Q&A Friday #106: Are We Failing To Educate Boys?

Q&A Friday #106: Are We Failing To Educate Boys?

Question: A civic organization I belong to recently gave out our annual scholarship to a senior at our local high school. We had 22 applications from females, and one from a male. The high school’s student body government is completely made up of girls. At my daughter’s academic awards ceremony this week, they passed out awards to the top four competitors from the elementary school Chess Club: 3 girls, one boy. Even the youth events at our local town rodeo this year were dominated by young girls.

What the hell is up with the young men in our culture, and what is all this going to mean in 15-20 years? — President Friedman

For a long while now as a society, we’ve put a tremendous amount of emphasis on helping women “catch-up” to men. However, we seem to have failed to notice that in many areas, women have caught up to and surpassed men, and now we need to start dealing that reality instead of ignoring it.

One of those areas is education. There’s an enormous imbalance that’s already showing up in college graduation rates;

In a few weeks, the first of the 2011 college grads will toss their mortarboards in the air and bid adieu to campus life. A healthy majority of those hat-tossers – 57%, actually – will be women.

There are a number of reasons this is happening.

(Thomas Mortenson, a senior scholar at the Pell Institute for the Study of Opportunity in Higher Education) argues that teaching styles and discipline policies cause boys to disengage sooner than girls and drop out at higher rates. Among his findings:

– In 2010, 72.8 percent of children lived with a father, down from 88.8 percent in 1960, when these data were first reported.

– In 2010, 62.8 percent of young men who graduated from high school enrolled in college, up 7.6 percentage points from 1970, but far below the continuation rate for young women–74 percent in 2010, up 25.5 percentage points from 1970. “Each spring, the Bureau of Labor Statistics puts out its spring study on recent high school graduates, and I’ve been compiling that data since 1959,” Mortenson told me. “The gap between males and females is now greater than 10 percentage points, and it’s never been that wide before” favoring girls during his years of analysis.

– Boys ages 6 to 14 are more than twice as likely as girls to have a developmental disability and three times as likely to be diagnosed with mental retardation.

Mortenson told me he thinks school format is partly to blame, with greater focus on writing and test preparation and fewer opportunities for active projects. As he puts it: “Boys have to be doing something: Things have to be blowing up or being built or going really fast. If you ask them to sit down and write and read, more physically passive activities will turn off boys before they turn off girls.”

…”My perception over the last 40 years is we’ve provided a lot of support and encouragement for girls to try and take on new things,” he said, “but I’ve also seen no special effort to encourage boys to take on different subjects.”

“A growing percentage of boys are not getting the education they need for the industries that are growing, like health and service sectors,” he added. “I’ve tried to say to boys, ‘If you want a good job, think about becoming a nurse’ … but nobody ever introduces boys to entering these traditionally female occupations, and someone needs to do that.”

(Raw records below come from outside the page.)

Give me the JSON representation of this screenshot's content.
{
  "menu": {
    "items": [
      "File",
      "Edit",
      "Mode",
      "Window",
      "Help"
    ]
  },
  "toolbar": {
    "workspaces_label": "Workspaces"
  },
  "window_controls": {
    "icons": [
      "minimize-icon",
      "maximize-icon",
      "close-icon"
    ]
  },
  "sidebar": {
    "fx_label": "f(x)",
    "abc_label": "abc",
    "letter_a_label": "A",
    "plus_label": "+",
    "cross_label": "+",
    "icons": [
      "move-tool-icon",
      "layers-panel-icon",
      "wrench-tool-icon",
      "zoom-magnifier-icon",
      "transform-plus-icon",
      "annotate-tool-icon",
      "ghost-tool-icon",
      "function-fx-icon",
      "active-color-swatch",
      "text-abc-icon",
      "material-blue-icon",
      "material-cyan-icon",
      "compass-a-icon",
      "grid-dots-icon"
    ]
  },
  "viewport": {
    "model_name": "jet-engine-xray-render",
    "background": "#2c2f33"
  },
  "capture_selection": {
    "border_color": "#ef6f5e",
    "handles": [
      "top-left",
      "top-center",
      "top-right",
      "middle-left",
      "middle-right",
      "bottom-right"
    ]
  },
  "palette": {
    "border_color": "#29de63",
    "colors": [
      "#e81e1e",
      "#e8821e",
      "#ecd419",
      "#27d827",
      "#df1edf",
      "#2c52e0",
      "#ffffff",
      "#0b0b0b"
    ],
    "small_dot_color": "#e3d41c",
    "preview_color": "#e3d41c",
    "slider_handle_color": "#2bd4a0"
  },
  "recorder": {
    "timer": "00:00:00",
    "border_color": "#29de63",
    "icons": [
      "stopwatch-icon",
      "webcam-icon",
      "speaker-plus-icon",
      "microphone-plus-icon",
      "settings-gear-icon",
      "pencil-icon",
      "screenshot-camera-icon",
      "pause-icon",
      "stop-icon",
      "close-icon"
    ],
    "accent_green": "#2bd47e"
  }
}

These days, our education system wastes a lot more human potential on the male side than the female side. That hasn’t always been the case, but it is today, even if many people insist it isn’t so because it conflicts with their liberal feminist political agenda.

As to what it’s going to mean in 20 years, it’ll mean a weaker economy, less eligible men for women who refuse to “marry down,” a lot less educated men than we should have, and an enormous number of wasted lives.